L’obélisque de Moscou sur lequel figurait le nom de Jean Meslier n’est plus

Obélisque de Moscou avant 2013
Obélisque de Moscou avant 2013

par Serge Deruette       Posté le 15 décembre 2015  Par ABA Publié dans Athéisme 

Tous les grands personnages ont leur statuaire qui à la fois reflète leur célébrité et y contribue. Aussi ne s’étonnera-t-on pas que Jean Meslier (1664-1729), le premier théoricien de l’athéisme, n’ait pas cet honneur : trop peu célèbre et trop peu célébré. Il l’a pourtant été en Russie soviétique, honoré sur le seul monument où l’on retrouvait gravé son nom, et qui avait été inauguré à la suite de la révolution d’Octobre.

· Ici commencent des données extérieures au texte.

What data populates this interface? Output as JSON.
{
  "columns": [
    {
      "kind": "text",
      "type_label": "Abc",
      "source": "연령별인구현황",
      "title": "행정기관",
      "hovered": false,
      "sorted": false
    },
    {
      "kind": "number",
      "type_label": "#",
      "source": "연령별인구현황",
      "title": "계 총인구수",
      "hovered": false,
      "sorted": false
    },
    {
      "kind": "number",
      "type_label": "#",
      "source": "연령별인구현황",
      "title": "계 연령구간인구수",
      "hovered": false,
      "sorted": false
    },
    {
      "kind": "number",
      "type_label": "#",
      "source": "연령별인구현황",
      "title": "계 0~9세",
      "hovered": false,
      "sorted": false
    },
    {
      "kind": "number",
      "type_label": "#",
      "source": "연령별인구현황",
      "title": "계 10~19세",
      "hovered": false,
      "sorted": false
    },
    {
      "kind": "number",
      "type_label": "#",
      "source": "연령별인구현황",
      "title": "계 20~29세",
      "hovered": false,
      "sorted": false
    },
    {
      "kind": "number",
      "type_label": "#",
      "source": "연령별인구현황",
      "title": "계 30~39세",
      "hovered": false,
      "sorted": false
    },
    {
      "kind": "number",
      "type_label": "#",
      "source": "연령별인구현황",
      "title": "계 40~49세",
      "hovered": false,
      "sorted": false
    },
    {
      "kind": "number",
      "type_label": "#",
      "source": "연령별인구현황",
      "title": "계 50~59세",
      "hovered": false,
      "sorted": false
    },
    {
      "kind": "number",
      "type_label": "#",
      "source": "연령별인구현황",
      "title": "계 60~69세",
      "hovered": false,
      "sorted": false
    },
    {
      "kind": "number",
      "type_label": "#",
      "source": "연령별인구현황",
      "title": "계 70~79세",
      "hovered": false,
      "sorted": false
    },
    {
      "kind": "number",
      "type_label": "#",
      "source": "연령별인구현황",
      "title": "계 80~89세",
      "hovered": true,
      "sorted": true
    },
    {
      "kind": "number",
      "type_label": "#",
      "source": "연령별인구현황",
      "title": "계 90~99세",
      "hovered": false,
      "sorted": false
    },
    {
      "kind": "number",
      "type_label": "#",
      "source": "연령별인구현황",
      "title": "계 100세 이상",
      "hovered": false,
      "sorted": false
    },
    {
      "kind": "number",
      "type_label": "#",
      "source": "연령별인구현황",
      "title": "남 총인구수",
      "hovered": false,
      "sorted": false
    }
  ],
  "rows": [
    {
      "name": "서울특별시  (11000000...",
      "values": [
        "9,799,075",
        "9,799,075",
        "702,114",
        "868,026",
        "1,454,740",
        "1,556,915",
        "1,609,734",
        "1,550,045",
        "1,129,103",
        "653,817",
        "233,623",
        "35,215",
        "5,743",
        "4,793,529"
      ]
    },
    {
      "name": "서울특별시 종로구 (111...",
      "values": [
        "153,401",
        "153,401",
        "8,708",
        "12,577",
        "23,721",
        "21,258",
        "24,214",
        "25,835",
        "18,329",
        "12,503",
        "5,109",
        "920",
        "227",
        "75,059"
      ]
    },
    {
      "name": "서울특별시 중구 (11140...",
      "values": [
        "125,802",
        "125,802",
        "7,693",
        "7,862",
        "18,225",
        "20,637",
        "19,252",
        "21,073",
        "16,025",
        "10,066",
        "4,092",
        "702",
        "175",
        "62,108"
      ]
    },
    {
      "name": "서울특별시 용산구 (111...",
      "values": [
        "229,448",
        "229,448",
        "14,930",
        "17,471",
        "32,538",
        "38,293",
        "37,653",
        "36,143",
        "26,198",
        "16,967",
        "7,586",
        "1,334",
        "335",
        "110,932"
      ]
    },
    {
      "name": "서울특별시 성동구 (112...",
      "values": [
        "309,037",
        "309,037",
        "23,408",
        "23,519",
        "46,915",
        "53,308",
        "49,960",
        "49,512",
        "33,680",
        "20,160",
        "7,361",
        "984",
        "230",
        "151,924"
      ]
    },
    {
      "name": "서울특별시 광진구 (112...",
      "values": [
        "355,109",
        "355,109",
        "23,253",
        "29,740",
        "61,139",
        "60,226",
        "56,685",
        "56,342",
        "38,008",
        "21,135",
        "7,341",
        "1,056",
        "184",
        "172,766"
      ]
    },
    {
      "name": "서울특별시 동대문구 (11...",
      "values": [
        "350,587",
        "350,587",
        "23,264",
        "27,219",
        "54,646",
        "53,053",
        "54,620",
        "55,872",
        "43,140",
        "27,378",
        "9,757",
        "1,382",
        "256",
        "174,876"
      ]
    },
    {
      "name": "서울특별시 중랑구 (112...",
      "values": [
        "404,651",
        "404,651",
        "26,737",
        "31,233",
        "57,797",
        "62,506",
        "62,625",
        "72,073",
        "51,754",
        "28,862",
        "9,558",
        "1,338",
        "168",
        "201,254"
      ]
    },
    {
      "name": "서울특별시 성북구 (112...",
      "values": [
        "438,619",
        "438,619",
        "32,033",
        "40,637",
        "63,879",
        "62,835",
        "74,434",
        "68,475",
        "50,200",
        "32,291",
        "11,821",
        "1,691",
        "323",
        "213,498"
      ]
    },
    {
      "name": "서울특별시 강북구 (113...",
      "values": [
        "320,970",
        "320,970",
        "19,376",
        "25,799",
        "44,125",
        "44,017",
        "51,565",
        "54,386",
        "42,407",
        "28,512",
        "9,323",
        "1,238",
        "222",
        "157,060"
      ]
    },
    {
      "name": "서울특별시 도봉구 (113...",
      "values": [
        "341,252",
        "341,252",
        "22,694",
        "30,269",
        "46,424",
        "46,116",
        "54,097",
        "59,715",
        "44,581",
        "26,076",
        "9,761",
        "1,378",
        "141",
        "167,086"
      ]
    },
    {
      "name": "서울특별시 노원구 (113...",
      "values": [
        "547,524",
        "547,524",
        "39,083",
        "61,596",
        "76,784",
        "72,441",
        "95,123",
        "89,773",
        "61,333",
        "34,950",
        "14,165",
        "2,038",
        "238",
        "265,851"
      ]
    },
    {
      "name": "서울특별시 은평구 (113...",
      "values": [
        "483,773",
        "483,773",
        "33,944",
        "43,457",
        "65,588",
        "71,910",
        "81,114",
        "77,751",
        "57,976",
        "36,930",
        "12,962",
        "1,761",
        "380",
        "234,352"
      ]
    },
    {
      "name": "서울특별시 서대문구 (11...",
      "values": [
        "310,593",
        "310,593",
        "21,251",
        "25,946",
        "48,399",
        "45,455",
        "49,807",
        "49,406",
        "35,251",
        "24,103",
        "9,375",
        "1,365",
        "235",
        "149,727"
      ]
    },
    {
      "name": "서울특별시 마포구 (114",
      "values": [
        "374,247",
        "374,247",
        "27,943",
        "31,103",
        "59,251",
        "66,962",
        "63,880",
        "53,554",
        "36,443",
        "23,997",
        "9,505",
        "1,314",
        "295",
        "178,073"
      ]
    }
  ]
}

Lénine, personnellement, attachait une grande importance à cette question des monuments publics, à leur rôle éducateur sans doute mais aussi parce qu’ils étaient susceptibles de jouer leur rôle symbolique dans le ralliement au régime soviétique de ces masses au sein desquelles la haine du tsarisme était vivace.

C’est ainsi qu’une stèle portant les noms de dix-neuf précurseurs de la pensée socialiste au sein desquels on retrouve celui de Meslier, a vu le jour, inaugurée à l’occasion du premier anniversaire de la révolution d’Octobre à l’occasion duquel étaient également inaugurés un monument à Marx et Engels et une plaque commémorative « aux combattants » de cette Révolution.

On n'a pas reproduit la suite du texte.